New York Daily News

Guilty of selling Chinese gear as U.S. — possible security risk

- BY JOHN ANNESE

A Long Island man has pleaded guilty to illegally selling Chinese-manufactur­ed security and surveillan­ce equipment to the U.S. military and passing off the wares as American-made — creating potential security risks, according to the feds.

Aventura Inc.’s customers included the Navy, the Air Force and the Department of Energy, but the “Made in USA” labels on their products were a lie — and the products, which included items like networked security turnstiles and night-vision cameras, had known cybersecur­ity vulnerabil­ities, prosecutor­s said.
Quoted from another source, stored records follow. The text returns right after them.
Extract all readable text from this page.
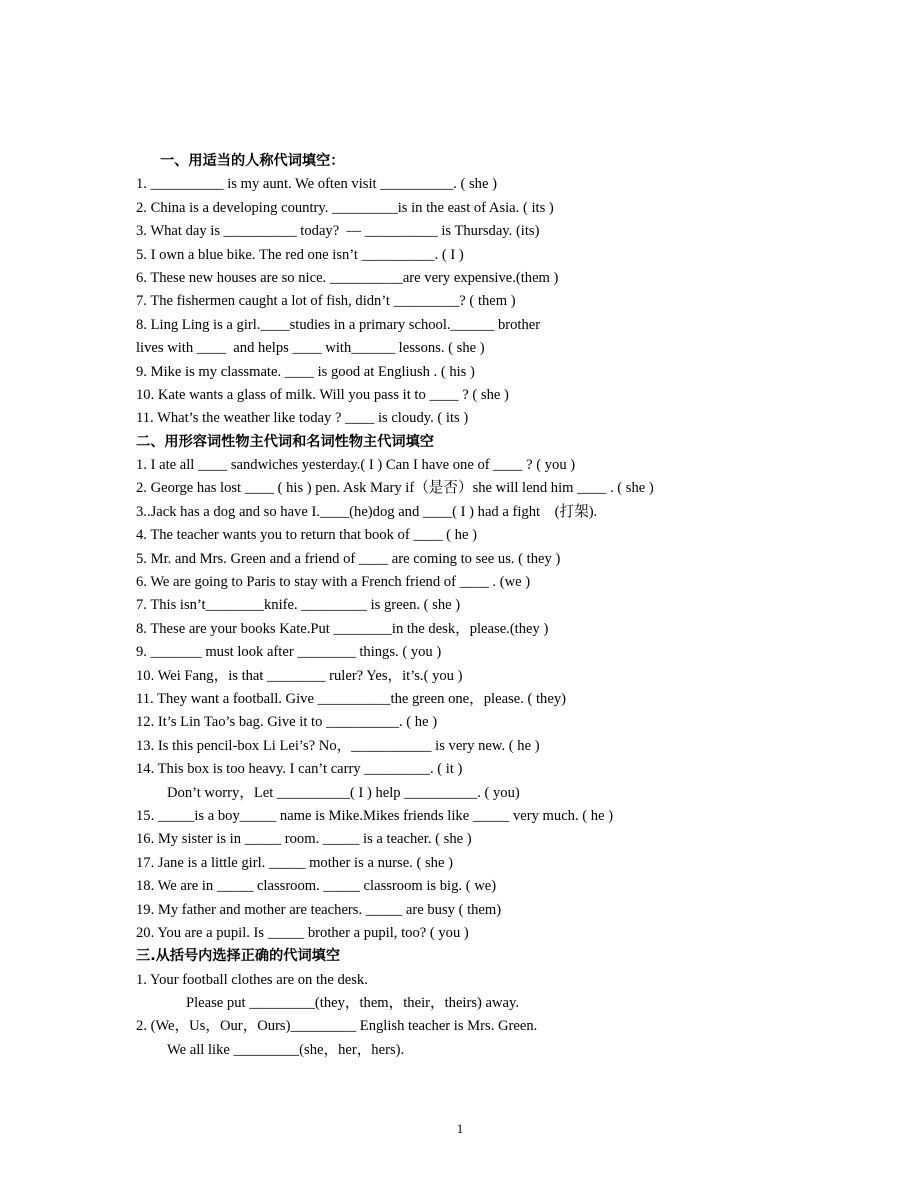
一、用适当的人称代词填空：
1. __________ is my aunt. We often visit __________. ( she )
2. China is a developing country. _________is in the east of Asia. ( its )
3. What day is __________ today?  — __________ is Thursday. (its)
5. I own a blue bike. The red one isn’t __________. ( I )
6. These new houses are so nice. __________are very expensive.(them )
7. The fishermen caught a lot of fish, didn’t _________? ( them )
8. Ling Ling is a girl.____studies in a primary school.______ brother
lives with ____  and helps ____ with______ lessons. ( she )
9. Mike is my classmate. ____ is good at Engliush . ( his )
10. Kate wants a glass of milk. Will you pass it to ____ ? ( she )
11. What’s the weather like today ? ____ is cloudy. ( its )
二、用形容词性物主代词和名词性物主代词填空
1. I ate all ____ sandwiches yesterday.( I ) Can I have one of ____ ? ( you )
2. George has lost ____ ( his ) pen. Ask Mary if（是否）she will lend him ____ . ( she )
3..Jack has a dog and so have I.____(he)dog and ____( I ) had a fight    (打架).
4. The teacher wants you to return that book of ____ ( he )
5. Mr. and Mrs. Green and a friend of ____ are coming to see us. ( they )
6. We are going to Paris to stay with a French friend of ____ . (we )
7. This isn’t________knife. _________ is green. ( she )
8. These are your books Kate.Put ________in the desk，please.(they )
9. _______ must look after ________ things. ( you )
10. Wei Fang，is that ________ ruler? Yes，it’s.( you )
11. They want a football. Give __________the green one，please. ( they)
12. It’s Lin Tao’s bag. Give it to __________. ( he )
13. Is this pencil-box Li Lei’s? No，___________ is very new. ( he )
14. This box is too heavy. I can’t carry _________. ( it )
Don’t worry，Let __________( I ) help __________. ( you)
15. _____is a boy_____ name is Mike.Mikes friends like _____ very much. ( he )
16. My sister is in _____ room. _____ is a teacher. ( she )
17. Jane is a little girl. _____ mother is a nurse. ( she )
18. We are in _____ classroom. _____ classroom is big. ( we)
19. My father and mother are teachers. _____ are busy ( them)
20. You are a pupil. Is _____ brother a pupil, too? ( you )
三.从括号内选择正确的代词填空
1. Your football clothes are on the desk.
Please put _________(they，them，their，theirs) away.
2. (We，Us，Our，Ours)_________ English teacher is Mrs. Green.
We all like _________(she，her，hers).
1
Feds charged Aventura and the members of its senior management with fraud and other offenses in 2019. All of the individual suspects have already pleaded guilty, and on Tuesday, the company entered a guilty plea in Long Island Federal Court.

As part of the plea, the company will dissolve itself and forfeit more than $3 million in seized assets, including a 70-foot yacht, the Tranquilo, owned by CEO Jack Cabasso and his wife, Frances.
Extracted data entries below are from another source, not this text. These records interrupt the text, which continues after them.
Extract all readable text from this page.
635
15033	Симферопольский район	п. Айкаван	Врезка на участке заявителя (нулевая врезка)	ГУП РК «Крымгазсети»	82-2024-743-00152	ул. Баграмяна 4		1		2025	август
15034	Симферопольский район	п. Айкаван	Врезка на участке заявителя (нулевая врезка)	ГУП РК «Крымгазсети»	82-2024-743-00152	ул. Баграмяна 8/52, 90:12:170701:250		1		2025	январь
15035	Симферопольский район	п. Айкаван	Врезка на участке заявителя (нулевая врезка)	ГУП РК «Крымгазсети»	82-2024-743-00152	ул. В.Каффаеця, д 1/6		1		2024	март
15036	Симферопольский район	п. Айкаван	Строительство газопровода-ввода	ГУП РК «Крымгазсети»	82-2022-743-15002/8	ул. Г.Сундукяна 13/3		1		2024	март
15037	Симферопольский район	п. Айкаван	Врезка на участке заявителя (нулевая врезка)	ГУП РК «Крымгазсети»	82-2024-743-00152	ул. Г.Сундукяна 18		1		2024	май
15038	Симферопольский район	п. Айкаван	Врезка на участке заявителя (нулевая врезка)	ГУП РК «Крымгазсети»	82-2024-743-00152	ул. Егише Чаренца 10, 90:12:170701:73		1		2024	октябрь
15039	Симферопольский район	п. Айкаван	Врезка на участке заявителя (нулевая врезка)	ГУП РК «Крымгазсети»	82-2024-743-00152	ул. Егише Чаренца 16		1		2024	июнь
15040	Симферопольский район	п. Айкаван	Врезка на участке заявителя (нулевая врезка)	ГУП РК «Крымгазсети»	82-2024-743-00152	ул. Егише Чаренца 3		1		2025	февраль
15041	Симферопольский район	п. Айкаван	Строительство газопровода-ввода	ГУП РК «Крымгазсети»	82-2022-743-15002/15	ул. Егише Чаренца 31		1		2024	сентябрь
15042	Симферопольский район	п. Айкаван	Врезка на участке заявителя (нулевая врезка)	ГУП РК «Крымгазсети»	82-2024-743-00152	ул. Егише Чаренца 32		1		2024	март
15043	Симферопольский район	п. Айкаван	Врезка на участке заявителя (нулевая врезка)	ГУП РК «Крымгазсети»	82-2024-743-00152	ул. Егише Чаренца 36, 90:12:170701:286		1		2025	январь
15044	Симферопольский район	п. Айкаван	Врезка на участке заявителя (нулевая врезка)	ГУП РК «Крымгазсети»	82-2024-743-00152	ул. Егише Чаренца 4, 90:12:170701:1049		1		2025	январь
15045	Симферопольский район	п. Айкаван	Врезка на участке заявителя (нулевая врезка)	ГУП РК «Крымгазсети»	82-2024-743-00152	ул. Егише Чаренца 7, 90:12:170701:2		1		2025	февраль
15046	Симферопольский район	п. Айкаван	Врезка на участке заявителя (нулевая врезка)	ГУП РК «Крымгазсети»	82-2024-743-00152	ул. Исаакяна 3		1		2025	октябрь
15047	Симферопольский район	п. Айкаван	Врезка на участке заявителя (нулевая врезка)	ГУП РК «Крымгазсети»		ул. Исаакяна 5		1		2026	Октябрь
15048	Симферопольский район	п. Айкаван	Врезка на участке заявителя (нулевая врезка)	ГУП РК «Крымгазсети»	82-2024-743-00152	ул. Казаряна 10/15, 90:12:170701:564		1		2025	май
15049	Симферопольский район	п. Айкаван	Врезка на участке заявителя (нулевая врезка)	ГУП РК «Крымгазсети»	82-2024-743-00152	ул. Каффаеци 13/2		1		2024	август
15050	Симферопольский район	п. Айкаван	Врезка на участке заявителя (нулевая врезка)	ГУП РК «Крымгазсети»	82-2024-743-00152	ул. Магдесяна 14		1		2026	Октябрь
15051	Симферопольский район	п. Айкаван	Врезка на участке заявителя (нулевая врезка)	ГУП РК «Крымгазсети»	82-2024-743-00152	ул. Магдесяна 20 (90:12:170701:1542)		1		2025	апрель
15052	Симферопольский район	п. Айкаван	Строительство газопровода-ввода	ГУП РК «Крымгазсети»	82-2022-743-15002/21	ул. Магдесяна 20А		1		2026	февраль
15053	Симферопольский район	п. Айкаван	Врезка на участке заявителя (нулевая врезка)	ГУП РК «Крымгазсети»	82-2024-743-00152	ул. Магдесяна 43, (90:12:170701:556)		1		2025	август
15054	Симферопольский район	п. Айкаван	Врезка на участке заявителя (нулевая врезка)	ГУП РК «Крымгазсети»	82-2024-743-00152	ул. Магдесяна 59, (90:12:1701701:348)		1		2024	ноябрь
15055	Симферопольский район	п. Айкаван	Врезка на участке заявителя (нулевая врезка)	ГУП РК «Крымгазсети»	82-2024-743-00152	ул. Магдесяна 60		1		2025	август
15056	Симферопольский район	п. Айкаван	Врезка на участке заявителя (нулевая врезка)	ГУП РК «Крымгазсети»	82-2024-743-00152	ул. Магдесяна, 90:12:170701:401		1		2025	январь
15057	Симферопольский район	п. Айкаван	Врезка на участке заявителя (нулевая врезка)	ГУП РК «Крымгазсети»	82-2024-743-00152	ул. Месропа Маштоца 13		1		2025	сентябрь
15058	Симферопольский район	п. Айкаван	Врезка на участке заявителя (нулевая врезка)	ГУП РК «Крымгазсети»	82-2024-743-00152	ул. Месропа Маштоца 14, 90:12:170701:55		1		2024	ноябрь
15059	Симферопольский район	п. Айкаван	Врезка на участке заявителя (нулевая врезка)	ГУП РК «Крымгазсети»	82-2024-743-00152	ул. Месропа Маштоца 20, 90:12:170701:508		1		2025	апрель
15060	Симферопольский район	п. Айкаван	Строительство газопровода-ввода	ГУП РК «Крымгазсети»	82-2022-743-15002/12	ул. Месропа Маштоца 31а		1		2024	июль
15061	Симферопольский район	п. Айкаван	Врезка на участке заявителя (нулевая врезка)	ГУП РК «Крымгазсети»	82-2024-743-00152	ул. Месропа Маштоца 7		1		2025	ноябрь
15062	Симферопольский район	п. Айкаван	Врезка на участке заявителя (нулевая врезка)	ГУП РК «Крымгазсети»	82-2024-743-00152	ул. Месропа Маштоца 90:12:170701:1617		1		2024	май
“For years, the defendants, while pretending to be a women-owned business, intentiona­lly corrupted the U.S. military supply chain by passing off Chinese-made networked electronic­s with known vulnerabil­ities as American-made,” U.S. Attorney Breon Peace said Tuesday.

Aventura made $112 million in sales revenue between 2008 and 2019, with more than $20 million coming from government contracts, the feds said.
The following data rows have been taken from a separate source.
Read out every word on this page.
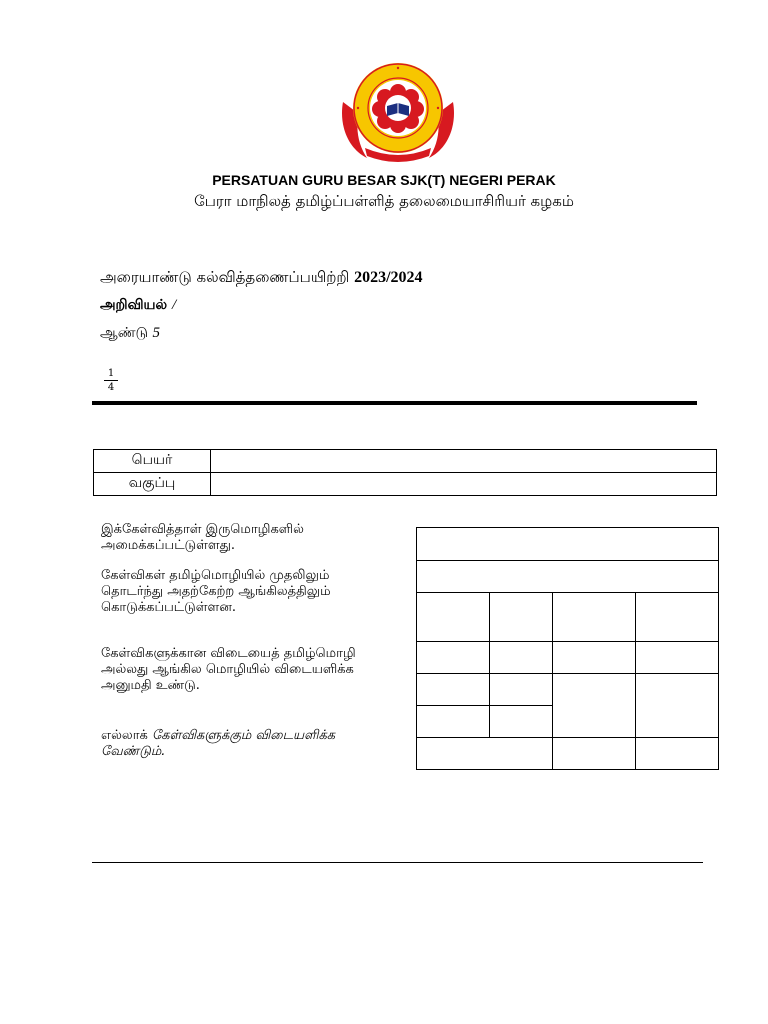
PERSATUAN GURU BESAR SJK(T) NEGERI PERAK
பேரா மாநிலத் தமிழ்ப்பள்ளித் தலைமையாசிரியர் கழகம்
அரையாண்டு கல்வித்தணைப்பயிற்றி 2023/2024
அறிவியல் /
ஆண்டு 5
1
4
பெயர்	
வகுப்பு	

இக்கேள்வித்தாள் இருமொழிகளில் அமைக்கப்பட்டுள்ளது.

கேள்விகள் தமிழ்மொழியில் முதலிலும் தொடர்ந்து அதற்கேற்ற ஆங்கிலத்திலும் கொடுக்கப்பட்டுள்ளன.

கேள்விகளுக்கான விடையைத் தமிழ்மொழி அல்லது ஆங்கில மொழியில் விடையளிக்க அனுமதி உண்டு.

எல்லாக் கேள்விகளுக்கும் விடையளிக்க வேண்டும்.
Cabasso, the firm’s owner, took pains to hide the origins of the products it sold, pushing one Chinese company to remove its initials from its circuit boards, the feds allege.

He and another Aventura employee Wayne Marino, 43, exchanged emails with workers of a Chinese digital video equipment manufactur­er, fretting that the Chinese company’s name was visible in server communicat­ions.

Aventura built a bogus “lab” to show visitors to its corporate headquarte­rs in Commack, N.Y. Employees would show off a separate, off-limits building, telling visitors classified government work was happening inside. In fact, the company didn’t even own or occupy that building.

Cabasso went as far as emailing a contact with the federal General Services administra­tion accusing 12 other GSA contractor­s of selling equipment from a Chinese manufactur­er — even though he was importing and reselling goods from that same manufactur­er, the feds said.

Aventura’s owner also falsely identified his wife as the company’s CEO in order to present it as a woman-owned small business, which would open the door to more government contracts, according to prosecutor­s.

Cabasso has a lengthy history of grand larceny and fraud conviction­s going back to the 1980s and was sentenced to 21 months behind bars in 1992 for tampering with a juror in an earlier federal fraud case against him.

The Cabassos are slated to be sentenced on July 24.